Wednesday, July 24, 2013

Sometimes Shopping Is Not All That Fun

I was facing the worst summer experience of a mature woman's life: buying a new bathing suit. I knew I was in for a rough, sweaty few hours--and not in the fun sense; so I doubled up on the Xanax, strapped myself into three pairs of Spanx™, and headed out, the plaintive opening notes of an old Western shoot-out scene playing on a loop in my brain. I knew there were good odds that I would not come out of this alive.

At Kohl's end-of-season swimwear sale, I found 20 racks of strappy bikini separates in junior sizes, and no size Matron Full-Coverage Super-Structure Underwire Stomach-Disappearing bathing suits. Next store.

At Sears, I strolled through an entire Kardashian Kollection, but found no bathing suits, Kardashian or otherwise. Next store.

Undaunted, or maybe a tiny bit daunted, I headed into JC Penney. I didn't care about the recent defenestration of their CEO; I didn't care about their ongoing battles with One Million Moms; I just wanted swimwear that would not get me harpooned on the beach.

I found racks of mom-approved tanks and tankinis, and started piling suits on my arm. What size am I? I wondered. 14? 16? 18? 22W? I took suits in all sizes, figuring I'd optimistically start at the smallest. My last suit was a 14, I figured, and I was down one fibroid-packed uterus, so maybe the scale had been lying and I was still wearing the size of my lost youth.

Alas, it was not to be so. That size 14 wouldn't come up over my knee-budgies, those baseballs of flab just above the inside of your knees that on babies are so adorable you have to grab them and squeeze them and say "budgie-budgie-budgie" but on a full-figured middle-aged woman are just, um, unfortunate.

Then I tried on some larger sizes, which fit, sort of, if by "fit" you mean that after wrestling and sweating and swearing and yanking and contorting while reaching behind your back and stretching the fabric beyond its tested tensile strength you finally end up so tightly encased in stretchy polyester that every opening appears to be cutting off circulation to one extraneous body part or another.

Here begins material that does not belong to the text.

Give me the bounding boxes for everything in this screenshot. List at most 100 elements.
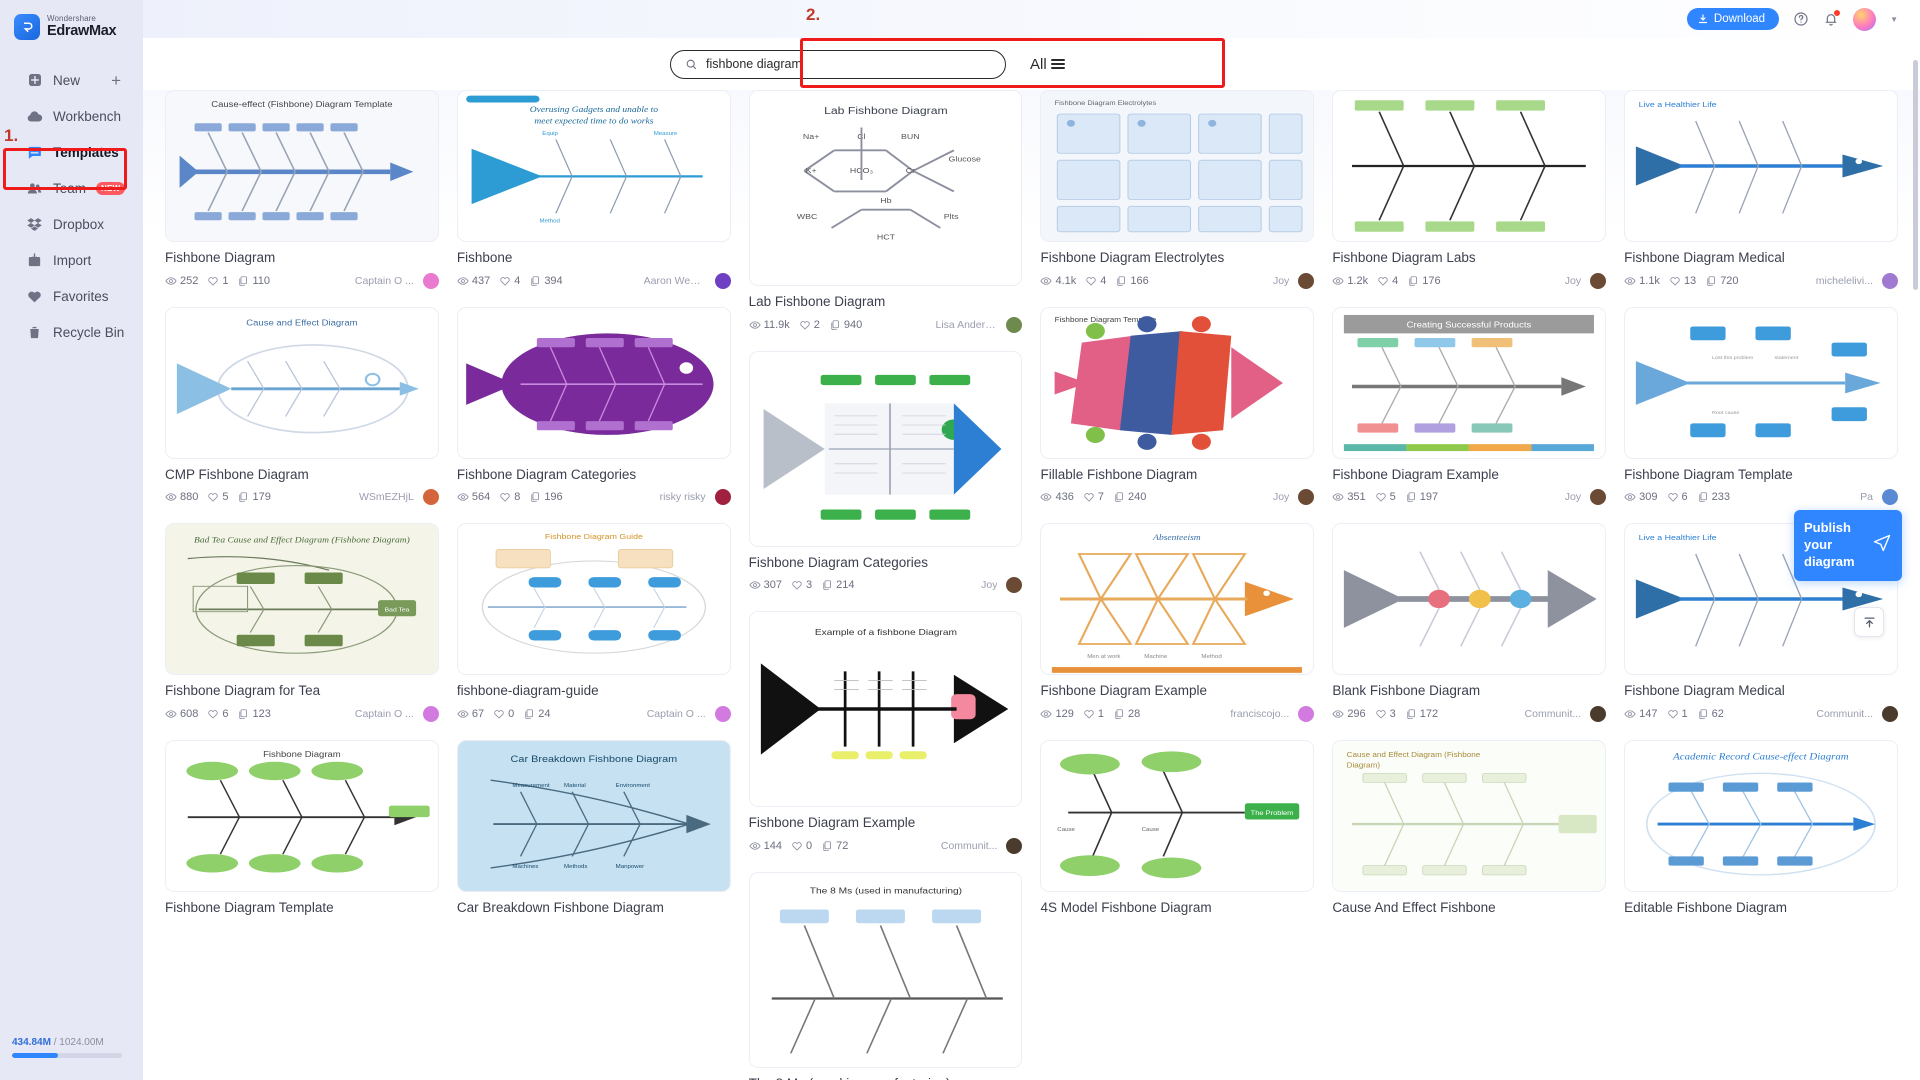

The styles varied from criss-cross bust-lifting tummy-tuckers to frilly bandeau-topped sea skirts that covered several inches of thigh real estate but fooled no one. Many of the fabrics featured large florals that were more than vaguely drapery-esque. Every time I put on another suit the fat woman in the mirror stared back at me with an expression of mingled horror and disbelief. She just could not believe that any human would consider this exercise to be a good idea.

And yet, there I was.

I made it through. I bought not one, but two suits. I will wear them until they, like my current swimsuit, have become practically transparent from being over-worn because I DO NOT WANT TO GO THROUGH THIS AGAIN ANY TIME SOON.


zabyt said...

Been there. Love the description of the extra stored energy packets above the knees. It reminded me of this article I read last week in the Sun Times. You rarely get to hear such beautiful language in a daily paper:

jeanie said...

I don't know if I want to laugh or cry, maybe .both. But glad you found not one but TWO suits.